Donc l’idée biblique de la liberté n’est pas de ne pas avoir un maitre, mais de ne pas avoir un maitre impropre. Le pharaon n’était pas le maitre légitime d’Israël et le servir était l’esclavage, alors que servir Yahweh était la liberté parce qu’il était leur Dieu. De même, c’est contre nature que l’homme soit soumis au péché, mais il est libre lorsqu’il sert Jésus, le chef de l’humanité designé par Dieu.
On peut être tenté à imaginer que l’on serait encore plus libre si on n’avait aucun maitre. Mais un homme libéré de Dieu est comme un nourrisson libéré de sa maman ou un poisson libéré de l’eau. Nous n’avons pas été créés pour être indépendants de Dieu, et séparés de lui, nous ne pouvons pas vivre réellement. Donc la vraie liberté est de vivre pleinement dans le Dieu qui nous a créés pour que nous trouvions notre bonheur dans son amour infini.
Est-il juste de défendre ses droits par tous les moyens ?
La Bible est très clair dans sa condemnation de ceux qui méprisent les droits des autres et oppriment les vulnérables dans la société (Ex 22.22, Ps 94.6). Elle est également claire sur l’obligation des autorités dans la société de défendre ces mêmes vulnérables (Dt 24.17, És 1.17). Par contre, ceux qui sont opprimés ne sont pas autorisés à mettre terme à l’oppression par tous les moyens. Ils sont plutôt encouragés à porter plainte à Dieu et à souffrir patiemment. Le psaumiste affirme, « Le père des orphelins, le défenseur des veuves, c’est Dieu dans sa sainte demeure, » (Ps 68.6) et Pierre encourage les fidèles :
Ainsi, que ceux qui souffrent selon la volonté de Dieu s’en remettent à lui comme au fidèle Créateur, en faisant ce qui est bien […] Après que vous aurez souffert un peu de temps, il vous rétablira lui-même, vous affermira, vous fortifiera, vous rendra inébranlables.
1 Pi 4.19, 5.10
Cette patience face à l’injustice est possible pour deux raisons (au moins). La première est que notre existence n’est pas limitée à cette vie terrestre.

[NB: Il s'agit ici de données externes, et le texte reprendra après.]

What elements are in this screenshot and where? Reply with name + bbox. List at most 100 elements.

Toutes les experiences dans ce monde, qu’elles soient bonnes ou mauvaises, ont une durée très limitées, et une importance bien rélativisées face à l’éternité. Alors Jésus dit, « Ne vous amassez pas des trésors sur la terre, où les mites et la rouille détruisent et où les voleurs percent les murs pour voler, mais amassez-vous des trésors dans le ciel, où les mites et la rouille ne détruisent pas et où les voleurs ne peuvent pas percer les murs ni voler ! » (Mt 6.19-20).
La deuxième raison pour laquelle il est possible de supporter l’injustice de ce monde est que nous suivons ainsi l’exemple de Jésus Christ, comme Pierre nous explique :
En effet, il vaut mieux souffrir, si telle est la volonté de Dieu, en faisant le bien qu’en faisant le mal. Christ aussi a souffert, et ce une fois pour toutes, pour les péchés. Lui le juste, il a souffert pour des injustes afin de vous conduire à Dieu. Il a souffert une mort humaine, mais il a été rendu à la vie par l’Esprit.
1 Pi 3.17-18
Si Jésus qui était Fils de Dieu a pu accepter une telle souffrance en faisant confiance à son Père, nous qui sommes ses disciples, nous pouvons souffrir à notre tour, attendant le jour inévitable où Dieu tiendra sa promesse et interviendra pour nous.